Suppose x.example.com responds with a Strict-Transport-Security: header. Due to the bug, the subdomain's expiry timeout can *bleed over* and overwrite the parent domain example.com entry in curl's HSTS cache.

When this bug is triggered, HTTP accesses to example.com are converted to HTTPS for a different period than what was asked for by the origin server. As a result, if example.com stops supporting HTTPS at its expiry time, curl might fail to access http://example.com until the wrongly set timeout expires. Alternatively, the bug can also cause the parent's entry to expire earlier, making curl inadvertently switch back to insecure HTTP earlier than intended.
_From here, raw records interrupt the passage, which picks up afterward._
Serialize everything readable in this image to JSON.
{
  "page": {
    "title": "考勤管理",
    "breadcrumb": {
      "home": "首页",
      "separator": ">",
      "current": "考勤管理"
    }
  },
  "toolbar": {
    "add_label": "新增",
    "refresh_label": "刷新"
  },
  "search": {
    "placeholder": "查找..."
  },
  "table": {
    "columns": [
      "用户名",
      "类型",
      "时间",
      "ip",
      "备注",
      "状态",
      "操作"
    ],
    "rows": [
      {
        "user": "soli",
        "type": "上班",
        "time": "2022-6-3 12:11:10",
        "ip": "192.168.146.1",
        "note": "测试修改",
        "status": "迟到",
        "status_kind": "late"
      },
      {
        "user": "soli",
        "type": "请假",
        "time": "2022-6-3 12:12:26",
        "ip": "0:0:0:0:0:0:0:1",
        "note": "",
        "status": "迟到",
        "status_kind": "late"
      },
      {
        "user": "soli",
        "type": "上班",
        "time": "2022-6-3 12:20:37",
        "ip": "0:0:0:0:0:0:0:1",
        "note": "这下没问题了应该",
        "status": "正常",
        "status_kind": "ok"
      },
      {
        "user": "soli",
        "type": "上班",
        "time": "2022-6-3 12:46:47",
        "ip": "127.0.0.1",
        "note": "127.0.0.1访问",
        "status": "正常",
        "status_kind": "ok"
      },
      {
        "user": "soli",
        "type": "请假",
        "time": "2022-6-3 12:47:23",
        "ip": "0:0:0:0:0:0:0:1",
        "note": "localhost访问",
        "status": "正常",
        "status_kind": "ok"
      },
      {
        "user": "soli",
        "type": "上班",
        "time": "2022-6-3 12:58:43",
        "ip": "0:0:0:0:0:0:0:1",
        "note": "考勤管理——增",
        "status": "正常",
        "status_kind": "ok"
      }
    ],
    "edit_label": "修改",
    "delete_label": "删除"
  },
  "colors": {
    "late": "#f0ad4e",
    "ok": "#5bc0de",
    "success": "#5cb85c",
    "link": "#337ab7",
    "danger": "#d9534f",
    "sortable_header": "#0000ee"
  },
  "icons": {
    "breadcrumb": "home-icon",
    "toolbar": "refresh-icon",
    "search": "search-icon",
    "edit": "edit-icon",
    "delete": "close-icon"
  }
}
Here's a code snippet demonstrating the issue

// curl_hsts_bug.c

#include <curl/curl.h>

int main() {
    CURL *curl_handle;
    CURLcode res;

    curl_global_init(CURL_GLOBAL_DEFAULT);
    curl_handle = curl_easy_init();

    // Enable HSTS
    curl_easy_setopt(curl_handle, CURLOPT_HSTS_CTRL, CURLHSTS_ENABLE);

    // Perform transfer with x.example.com
    curl_easy_setopt(curl_handle, CURLOPT_URL, "http://x.example.com";);
    res = curl_easy_perform(curl_handle);

    // Perform transfer with example.com
    curl_easy_setopt(curl_handle, CURLOPT_URL, "http://example.com");
    res = curl_easy_perform(curl_handle);

    // Cleanup
    curl_easy_cleanup(curl_handle);
    curl_global_cleanup();

    return ;
}

Remediation

To resolve this issue, users should update their curl installations to the latest version, which contains a fix for CVE-2024-9681. This will ensure that the HSTS cache entries for parent domains are not inadvertently overwritten by subdomain expiry times. Moreover, users should also consider configuring their server environment to support HTTPS—this can help in mitigating related security risks.

Conclusion

CVE-2024-9681 is a security vulnerability in curl that affects how HSTS cache entries are managed, potentially allowing subdomain expiry times to overwrite parent domain entries. This can cause the parent domain to switch to HTTPS for a different period than intended or revert to HTTP earlier than intended. Developers and server administrators using curl should update their installations promptly to avoid being affected by this vulnerability.